SC Dismisses Plea Seeking Declaration That Healthcare Services Are Excluded From Purview Of Consumer Protection Act

Update: 2022-04-29 10:30 GMT

The Supreme Court today dismissed an SLP filed by Medicos Legal Action Group against the dismissal of their PIL before the Bombay High Court seeking a declaration that services performed by healthcare service providers do not come within the purview of the Consumer Protection Act, 2019. A mandamus was sought from the High Court to the Consumer Foras in Maharashtra not to accept complaints filed against healthcare service providers.

A Bench of the Apex Court comprising of Justice D. Y. Chandrachud and Justice Hima Kohli heard Senior Advocate Siddharth Luthra who appeared for Medicos Legal Action Group, submitted that the Act of 2019 did not include 'healthcare' and it was specifically dropped.

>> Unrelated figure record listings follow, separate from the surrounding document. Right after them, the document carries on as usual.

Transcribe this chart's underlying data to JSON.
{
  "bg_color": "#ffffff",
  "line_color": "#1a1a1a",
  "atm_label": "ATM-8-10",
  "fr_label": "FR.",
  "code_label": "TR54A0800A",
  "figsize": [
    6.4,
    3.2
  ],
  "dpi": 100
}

Dismissing the petition Justice Chandrachud observed that, "The word service is wide enough to include "healthcare". The Bombay High Court has rightly said that if they wanted to exclude they would have specifically said so."

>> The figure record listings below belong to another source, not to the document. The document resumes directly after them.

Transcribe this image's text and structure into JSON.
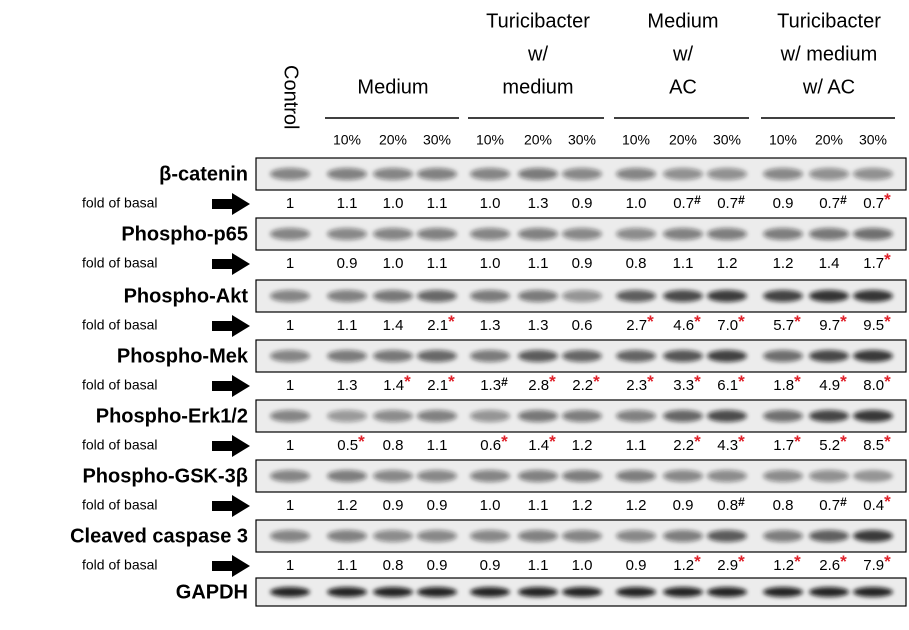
{
  "header": {
    "control": "Control",
    "groups": [
      {
        "lines": [
          "Medium"
        ],
        "subs": [
          "10%",
          "20%",
          "30%"
        ]
      },
      {
        "lines": [
          "Turicibacter",
          "w/",
          "medium"
        ],
        "subs": [
          "10%",
          "20%",
          "30%"
        ]
      },
      {
        "lines": [
          "Medium",
          "w/",
          "AC"
        ],
        "subs": [
          "10%",
          "20%",
          "30%"
        ]
      },
      {
        "lines": [
          "Turicibacter",
          "w/ medium",
          "w/ AC"
        ],
        "subs": [
          "10%",
          "20%",
          "30%"
        ]
      }
    ]
  },
  "rows": [
    {
      "label": "β-catenin",
      "fold_label": "fold of basal",
      "values": [
        {
          "text": "1"
        },
        {
          "text": "1.1"
        },
        {
          "text": "1.0"
        },
        {
          "text": "1.1"
        },
        {
          "text": "1.0"
        },
        {
          "text": "1.3"
        },
        {
          "text": "0.9"
        },
        {
          "text": "1.0"
        },
        {
          "text": "0.7",
          "mark": "#"
        },
        {
          "text": "0.7",
          "mark": "#"
        },
        {
          "text": "0.9"
        },
        {
          "text": "0.7",
          "mark": "#"
        },
        {
          "text": "0.7",
          "mark": "*"
        }
      ]
    },
    {
      "label": "Phospho-p65",
      "fold_label": "fold of basal",
      "values": [
        {
          "text": "1"
        },
        {
          "text": "0.9"
        },
        {
          "text": "1.0"
        },
        {
          "text": "1.1"
        },
        {
          "text": "1.0"
        },
        {
          "text": "1.1"
        },
        {
          "text": "0.9"
        },
        {
          "text": "0.8"
        },
        {
          "text": "1.1"
        },
        {
          "text": "1.2"
        },
        {
          "text": "1.2"
        },
        {
          "text": "1.4"
        },
        {
          "text": "1.7",
          "mark": "*"
        }
      ]
    },
    {
      "label": "Phospho-Akt",
      "fold_label": "fold of basal",
      "values": [
        {
          "text": "1"
        },
        {
          "text": "1.1"
        },
        {
          "text": "1.4"
        },
        {
          "text": "2.1",
          "mark": "*"
        },
        {
          "text": "1.3"
        },
        {
          "text": "1.3"
        },
        {
          "text": "0.6"
        },
        {
          "text": "2.7",
          "mark": "*"
        },
        {
          "text": "4.6",
          "mark": "*"
        },
        {
          "text": "7.0",
          "mark": "*"
        },
        {
          "text": "5.7",
          "mark": "*"
        },
        {
          "text": "9.7",
          "mark": "*"
        },
        {
          "text": "9.5",
          "mark": "*"
        }
      ]
    },
    {
      "label": "Phospho-Mek",
      "fold_label": "fold of basal",
      "values": [
        {
          "text": "1"
        },
        {
          "text": "1.3"
        },
        {
          "text": "1.4",
          "mark": "*"
        },
        {
          "text": "2.1",
          "mark": "*"
        },
        {
          "text": "1.3",
          "mark": "#"
        },
        {
          "text": "2.8",
          "mark": "*"
        },
        {
          "text": "2.2",
          "mark": "*"
        },
        {
          "text": "2.3",
          "mark": "*"
        },
        {
          "text": "3.3",
          "mark": "*"
        },
        {
          "text": "6.1",
          "mark": "*"
        },
        {
          "text": "1.8",
          "mark": "*"
        },
        {
          "text": "4.9",
          "mark": "*"
        },
        {
          "text": "8.0",
          "mark": "*"
        }
      ]
    },
    {
      "label": "Phospho-Erk1/2",
      "fold_label": "fold of basal",
      "values": [
        {
          "text": "1"
        },
        {
          "text": "0.5",
          "mark": "*"
        },
        {
          "text": "0.8"
        },
        {
          "text": "1.1"
        },
        {
          "text": "0.6",
          "mark": "*"
        },
        {
          "text": "1.4",
          "mark": "*"
        },
        {
          "text": "1.2"
        },
        {
          "text": "1.1"
        },
        {
          "text": "2.2",
          "mark": "*"
        },
        {
          "text": "4.3",
          "mark": "*"
        },
        {
          "text": "1.7",
          "mark": "*"
        },
        {
          "text": "5.2",
          "mark": "*"
        },
        {
          "text": "8.5",
          "mark": "*"
        }
      ]
    },
    {
      "label": "Phospho-GSK-3β",
      "fold_label": "fold of basal",
      "values": [
        {
          "text": "1"
        },
        {
          "text": "1.2"
        },
        {
          "text": "0.9"
        },
        {
          "text": "0.9"
        },
        {
          "text": "1.0"
        },
        {
          "text": "1.1"
        },
        {
          "text": "1.2"
        },
        {
          "text": "1.2"
        },
        {
          "text": "0.9"
        },
        {
          "text": "0.8",
          "mark": "#"
        },
        {
          "text": "0.8"
        },
        {
          "text": "0.7",
          "mark": "#"
        },
        {
          "text": "0.4",
          "mark": "*"
        }
      ]
    },
    {
      "label": "Cleaved caspase 3",
      "fold_label": "fold of basal",
      "values": [
        {
          "text": "1"
        },
        {
          "text": "1.1"
        },
        {
          "text": "0.8"
        },
        {
          "text": "0.9"
        },
        {
          "text": "0.9"
        },
        {
          "text": "1.1"
        },
        {
          "text": "1.0"
        },
        {
          "text": "0.9"
        },
        {
          "text": "1.2",
          "mark": "*"
        },
        {
          "text": "2.9",
          "mark": "*"
        },
        {
          "text": "1.2",
          "mark": "*"
        },
        {
          "text": "2.6",
          "mark": "*"
        },
        {
          "text": "7.9",
          "mark": "*"
        }
      ]
    },
    {
      "label": "GAPDH"
    }
  ]
}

The Chandigarh based trust had filed the PIL seeking reliefs on the ground that parliamentary debates on the Consumer Protection Bill, 2018 preceding the 2019 Act led to exclusion of 'healthcare' from the definition of the term "service" as defined in the Bill. The trust had based its contention on the parliamentary debates that had taken place before the passing of the 2019 Act.

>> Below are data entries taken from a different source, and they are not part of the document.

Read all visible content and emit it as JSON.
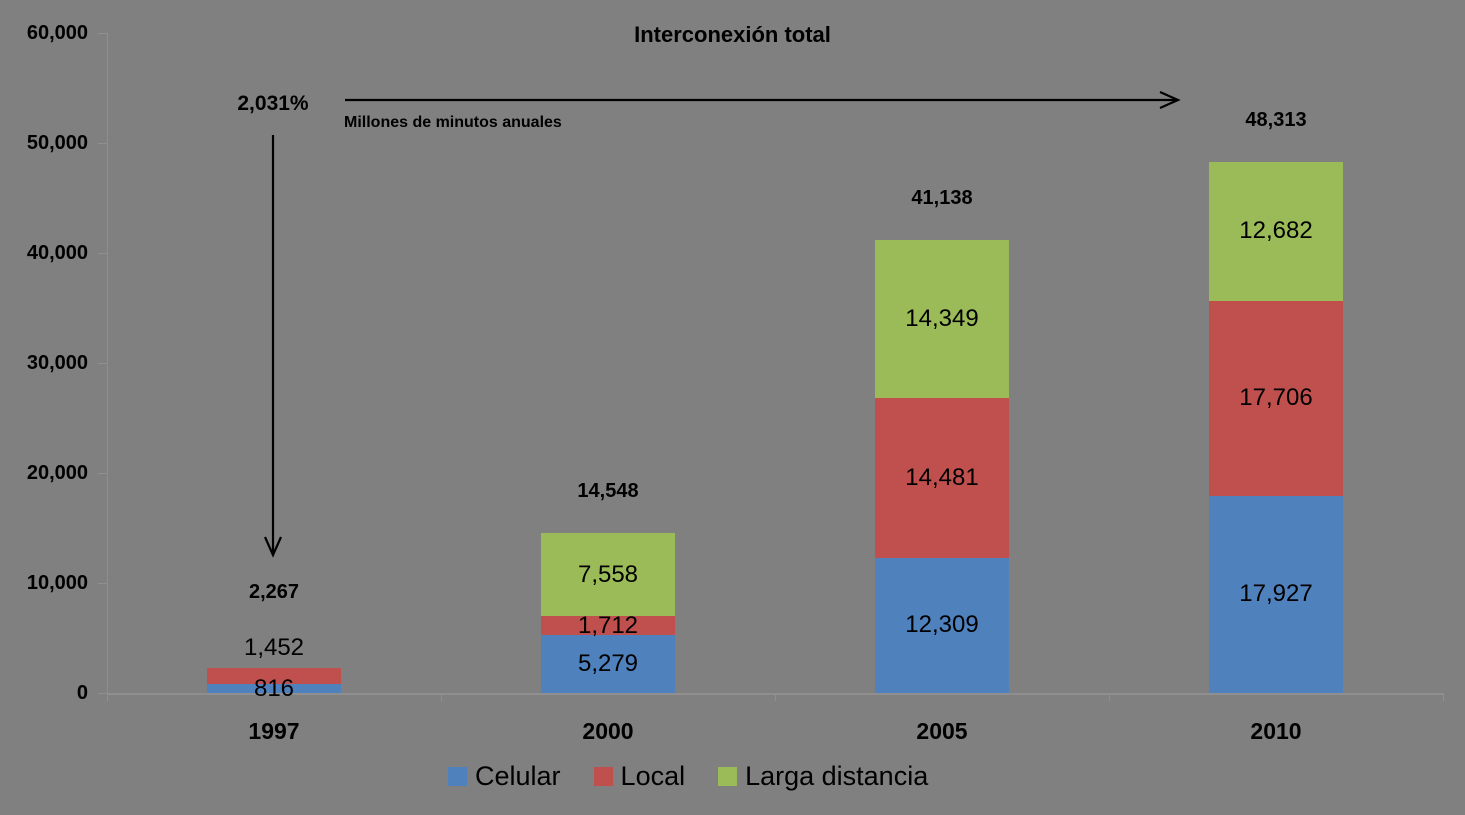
{
  "title": "Interconexión total",
  "annotations": {
    "growth_percent": "2,031%",
    "subtitle": "Millones de minutos anuales"
  },
  "colors": {
    "background": "#808080",
    "celular": "#4F81BD",
    "local": "#C0504D",
    "larga_distancia": "#9BBB59",
    "text": "#000000",
    "axis": "#8F8F8F"
  },
  "y_axis": {
    "tick_values": [
      0,
      10000,
      20000,
      30000,
      40000,
      50000,
      60000
    ],
    "tick_labels": [
      "0",
      "10,000",
      "20,000",
      "30,000",
      "40,000",
      "50,000",
      "60,000"
    ]
  },
  "chart_data": {
    "type": "bar",
    "stacked": true,
    "title": "Interconexión total",
    "xlabel": "",
    "ylabel": "",
    "units": "Millones de minutos anuales",
    "ylim": [
      0,
      60000
    ],
    "grid": false,
    "legend_position": "bottom",
    "categories": [
      "1997",
      "2000",
      "2005",
      "2010"
    ],
    "series": [
      {
        "name": "Celular",
        "color": "#4F81BD",
        "values": [
          816,
          5279,
          12309,
          17927
        ],
        "labels": [
          "816",
          "5,279",
          "12,309",
          "17,927"
        ]
      },
      {
        "name": "Local",
        "color": "#C0504D",
        "values": [
          1452,
          1712,
          14481,
          17706
        ],
        "labels": [
          "1,452",
          "1,712",
          "14,481",
          "17,706"
        ]
      },
      {
        "name": "Larga distancia",
        "color": "#9BBB59",
        "values": [
          0,
          7558,
          14349,
          12682
        ],
        "labels": [
          "",
          "7,558",
          "14,349",
          "12,682"
        ]
      }
    ],
    "totals": [
      2267,
      14548,
      41138,
      48313
    ],
    "total_labels": [
      "2,267",
      "14,548",
      "41,138",
      "48,313"
    ],
    "growth_annotation": "2,031%"
  }
}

The Bombay High Court had dismissed this PIL with costs stating that, "In the context of the 1986 Act and the 2019 Act, there could be no two opinions that the definition of "service" having been read, understood and interpreted by the Supreme Court in Indian Medical Association vs V. P. Shantha and Ors. to include services rendered by a medical practitioner to his patient upon acceptance of fees/charges, the parliamentarians might have thought of not including `health care' as that would have amounted to a mere surplusage. If at all the Parliament while repealing and replacing the 1986 Act with the 2019 Act had intended to give a meaning to the term "service" different from the one given by the Supreme Court, such intention ought to have been reflected in clear words by a specific exclusion of 'health care' from the purview of the 2019 Act."

"We, therefore, hold that mere repeal of the 1986 Act by the 2019 Act, without anything more, would not result in exclusion of 'health care' services rendered by doctors to patients from the definition of the term "service", the High Court had held while dismissing the PIL with a cost of Rs.50,000/-.